Israeli femtech startup OCON Healthcare has developed a revolutionary intrauterine platform that prevents pregnancy and can also be used to treat abnormal uterine bleeding.
The IUB Ballerine is a hormone-free contraceptive solution that could represent the next generation of intra-uterine devices (IUDs). Unlike standard, T-shaped IUDs, the Ballerine is ball-shaped and forms a three-dimensional sphere once inserted into the uterus.
It is also roughly 30-50% smaller than traditional IUDs and is already being used by 100,000 women in 30 countries.
“It just suits our anatomy much better,” Keren Leshem, CEO of OCON Healthcare, told The Media Line during a recent tour of the company’s headquarters in the central Israeli city of Modi’in.
It just suits our anatomy much better
“Finally, [there’s] something that doesn’t malposition or perforate,” she said. “This is a ball, [it’s] very flexible, very pliable, and because it’s so small, it really caters to an increased safety profile.”
The IUB Ballerine is over 99% effective in preventing pregnancies for a period of five years and can easily be removed at any time, the firm says.
Dr. Ilan Baram, a senior Israeli gynecologist who is the founder and medical director of OCON Healthcare, invented the device after noticing quality-of-life problems and discomfort that came with rigid, T-shaped IUDs.
Notes Leshem: “I myself started using it six months ago.”
Unlike standard T-shaped copper IUDs, OCON’s IUB Ballerine (right) is smaller and made out of a flexible alloy. (Courtesy)
Comfort issues aside, the Ballerine also comes with fewer side effects. It is made out of nitinol, a super-elastic metal alloy that can be programmed to retain a given shape.
“We provide a spherical shape to the device, which opens up in the uterus, and on that frame we place the active ingredients,” Dr. Shani Eliyahu-Gross, CTO at OCON Healthcare, explained to The Media Line.
We provide a spherical shape to the device, which opens up in the uterus, and on that frame we place the active ingredients
OCON’s platform can be used for more than just birth control. In fact, its latest invention is a disposable device that can treat abnormal uterine bleeding (AUB), a medical condition that affects one in four women of reproductive age worldwide.

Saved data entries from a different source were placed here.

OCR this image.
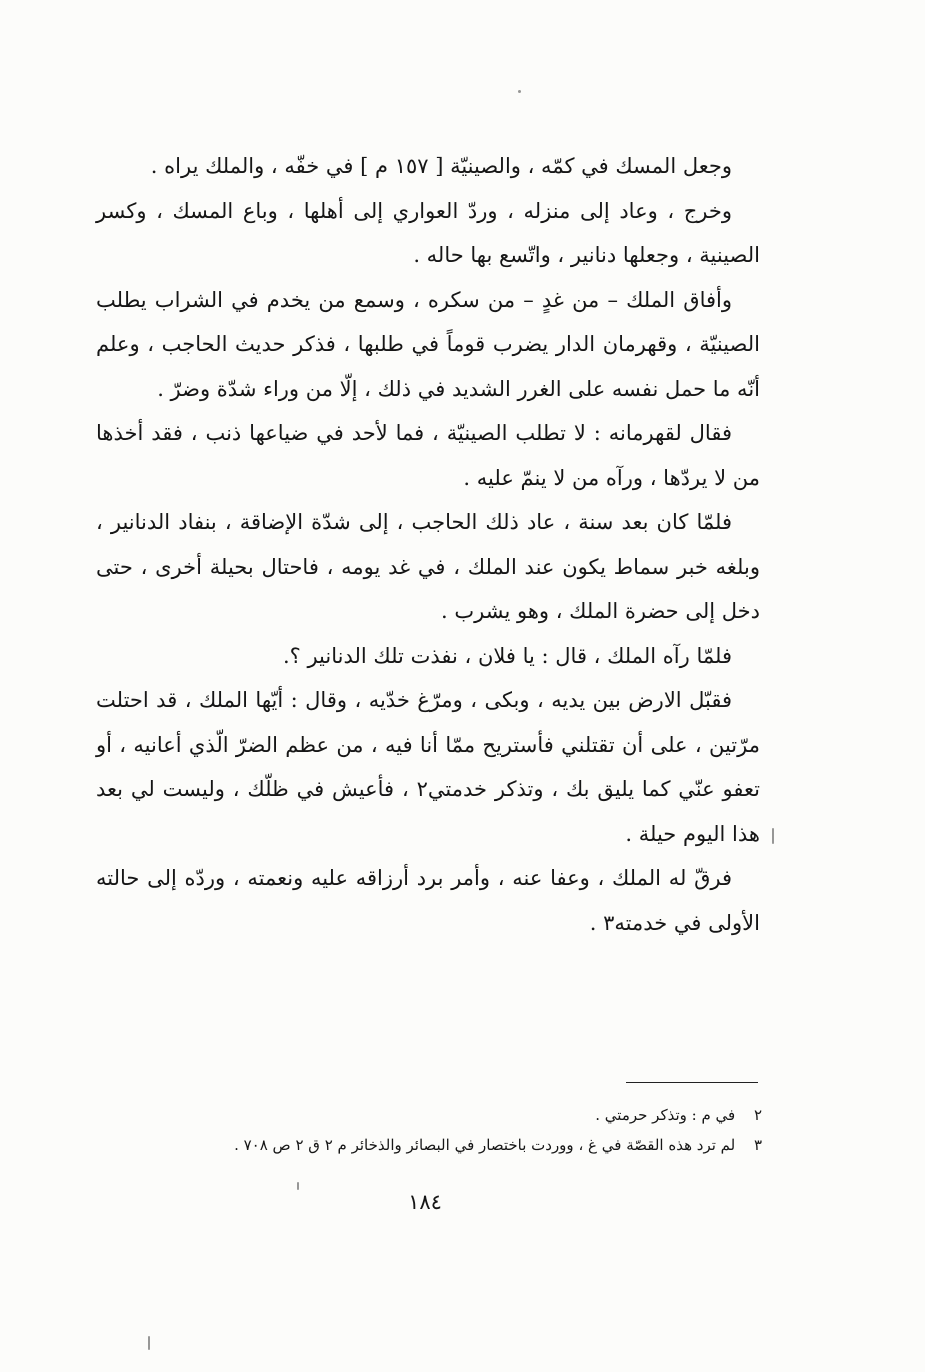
وجعل المسك في كمّه ، والصينيّة [ ١٥٧ م ] في خفّه ، والملك يراه .

وخرج ، وعاد إلى منزله ، وردّ العواري إلى أهلها ، وباع المسك ، وكسر الصينية ، وجعلها دنانير ، واتّسع بها حاله .

وأفاق الملك – من غدٍ – من سكره ، وسمع من يخدم في الشراب يطلب الصينيّة ، وقهرمان الدار يضرب قوماً في طلبها ، فذكر حديث الحاجب ، وعلم أنّه ما حمل نفسه على الغرر الشديد في ذلك ، إلّا من وراء شدّة وضرّ .

فقال لقهرمانه : لا تطلب الصينيّة ، فما لأحد في ضياعها ذنب ، فقد أخذها من لا يردّها ، ورآه من لا ينمّ عليه .

فلمّا كان بعد سنة ، عاد ذلك الحاجب ، إلى شدّة الإضاقة ، بنفاد الدنانير ، وبلغه خبر سماط يكون عند الملك ، في غد يومه ، فاحتال بحيلة أخرى ، حتى دخل إلى حضرة الملك ، وهو يشرب .

فلمّا رآه الملك ، قال : يا فلان ، نفذت تلك الدنانير ؟.

فقبّل الارض بين يديه ، وبكى ، ومرّغ خدّيه ، وقال : أيّها الملك ، قد احتلت مرّتين ، على أن تقتلني فأستريح ممّا أنا فيه ، من عظم الضرّ الّذي أعانيه ، أو تعفو عنّي كما يليق بك ، وتذكر خدمتي٢ ، فأعيش في ظلّك ، وليست لي بعد هذا اليوم حيلة .

فرقّ له الملك ، وعفا عنه ، وأمر برد أرزاقه عليه ونعمته ، وردّه إلى حالته الأولى في خدمته٣ .

٢ في م : وتذكر حرمتي .
٣ لم ترد هذه القصّة في غ ، ووردت باختصار في البصائر والذخائر م ٢ ق ٢ ص ٧٠٨ .
١٨٤
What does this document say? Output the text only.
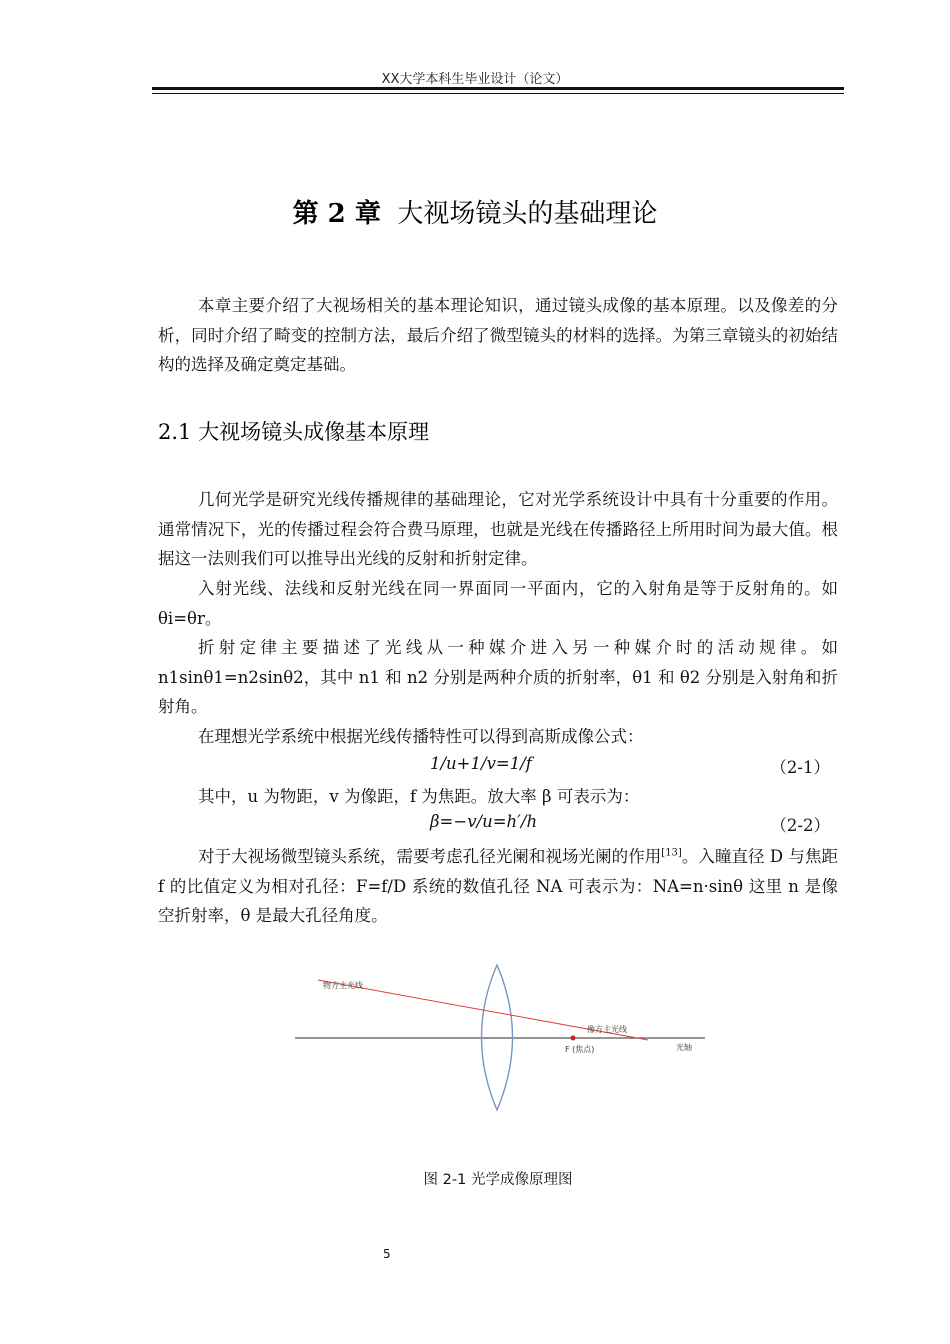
XX大学本科生毕业设计（论文）
第 2 章 大视场镜头的基础理论

本章主要介绍了大视场相关的基本理论知识，通过镜头成像的基本原理。以及像差的分析，同时介绍了畸变的控制方法，最后介绍了微型镜头的材料的选择。为第三章镜头的初始结构的选择及确定奠定基础。

2.1 大视场镜头成像基本原理

几何光学是研究光线传播规律的基础理论，它对光学系统设计中具有十分重要的作用。通常情况下，光的传播过程会符合费马原理，也就是光线在传播路径上所用时间为最大值。根据这一法则我们可以推导出光线的反射和折射定律。

入射光线、法线和反射光线在同一界面同一平面内，它的入射角是等于反射角的。如 θi=θr。

折射定律主要描述了光线从一种媒介进入另一种媒介时的活动规律。如 n1sinθ1=n2sinθ2，其中 n1 和 n2 分别是两种介质的折射率，θ1 和 θ2 分别是入射角和折射角。

在理想光学系统中根据光线传播特性可以得到高斯成像公式：

1/u+1/v=1/f	（2-1）

其中，u 为物距，v 为像距，f 为焦距。放大率 β 可表示为：

β=−v/u=h′/h	（2-2）

对于大视场微型镜头系统，需要考虑孔径光阑和视场光阑的作用[13]。入瞳直径 D 与焦距 f 的比值定义为相对孔径：F=f/D 系统的数值孔径 NA 可表示为：NA=n·sinθ 这里 n 是像空折射率，θ 是最大孔径角度。

物方主光线
像方主光线
F (焦点)	光轴
图 2-1 光学成像原理图
5
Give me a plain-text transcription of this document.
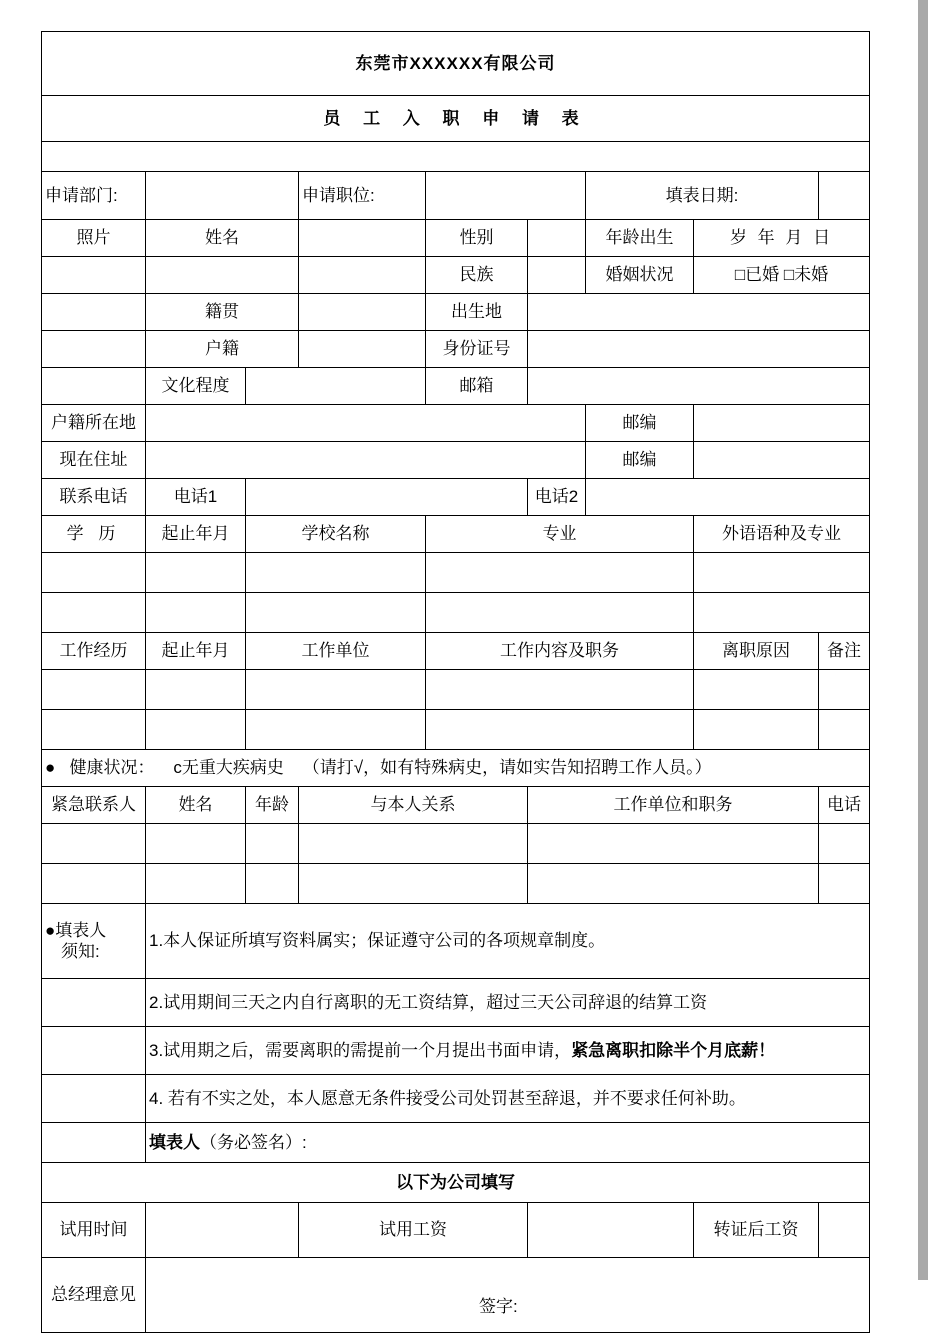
东莞市XXXXXX有限公司								
员 工 入 职 申 请 表								

申请部门:			申请职位:			填表日期:		
照片	姓名			性别		年龄出生	岁 年 月 日	
				民族		婚姻状况	□已婚 □未婚	
	籍贯			出生地				
	户籍			身份证号				
	文化程度			邮箱				
户籍所在地						邮编		
现在住址						邮编		
联系电话	电话1				电话2			
学 历	起止年月	学校名称		专业			外语语种及专业	

工作经历	起止年月	工作单位		工作内容及职务			离职原因	备注

● 健康状况： c无重大疾病史 （请打√，如有特殊病史，请如实告知招聘工作人员。）								
紧急联系人	姓名	年龄	与本人关系		工作单位和职务			电话

●填表人
须知:	1.本人保证所填写资料属实；保证遵守公司的各项规章制度。							
	2.试用期间三天之内自行离职的无工资结算，超过三天公司辞退的结算工资							
	3.试用期之后，需要离职的需提前一个月提出书面申请，紧急离职扣除半个月底薪！							
	4. 若有不实之处，本人愿意无条件接受公司处罚甚至辞退，并不要求任何补助。							
	填表人（务必签名）:							
以下为公司填写								
试用时间			试用工资				转证后工资	
总经理意见	签字:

Known as the SEAD, the device could help women avert hospital stays as well as the painfully invasive procedures that are sometimes used to treat AUB. According to Eliyahu-Gross, SEAD, which is not yet available on the market, relies on a silver compound to ablate the uterine lining.
“We are conducting [research and development] experiments and we are already in Phase II of clinical trials,” she said.
As for the IUB Ballerine, for the past five years it has been available in Europe, Israel and South Africa. Once OCON receives FDA clearance, it will also be distributed in the United States.
The IUB Ballerine is currently assembled manually, with technicians adding one copper ball at a time. Photo taken November 8. (Raymond Crystal/The Media Line)
One Israeli doctor says that so far, his patients have been satisfied with the results.
“Actually, I’ve had a very good experience [with the Ballerine] because it’s very easy to insert,” Dr. Yeshaya Arie, who heads the Israeli Society of Contraception and Sexual Health, told The Media Line.
Arie is a senior gynecologist at Rabin Medical Center in Petah Tikva and has already administered the Ballerine to some 100 women.
“It’s even easier to insert than other IUDs,” he said.
Last year, the global IUD market raked in $4 billion and is projected to reach $5 billion by 2025, according to the latest report by IMARC Group, a market research firm.
Despite how lucrative such solutions are, for some reason, their basic shape has not evolved much in decades.
“There hasn’t been innovation forever,” Prof. Sergio Haimovich, chief medical officer at OCON, told The Media Line. “Since the T-shape started 40-50 years ago, it’s stayed the same.”
Haimovich is a world-renowned gynecological expert who has also served as the president of the World Congress of Hysteroscopy. He calls the Ballerine “completely revolutionary” in the field of contraception, saying it marks a “huge difference” in terms of safety because it has resulted in “90% fewer cases of ectopic pregnancy compared to the T-shape.”
Ahead of national “Thanks, Birth Control Day” across America on November 18, Leshem echoes these sentiments.
“This product illustrates how we need to look at the female body specifically and in more depth, and I think we’ll see a lot more technologies geared toward women in the next decade,” she said.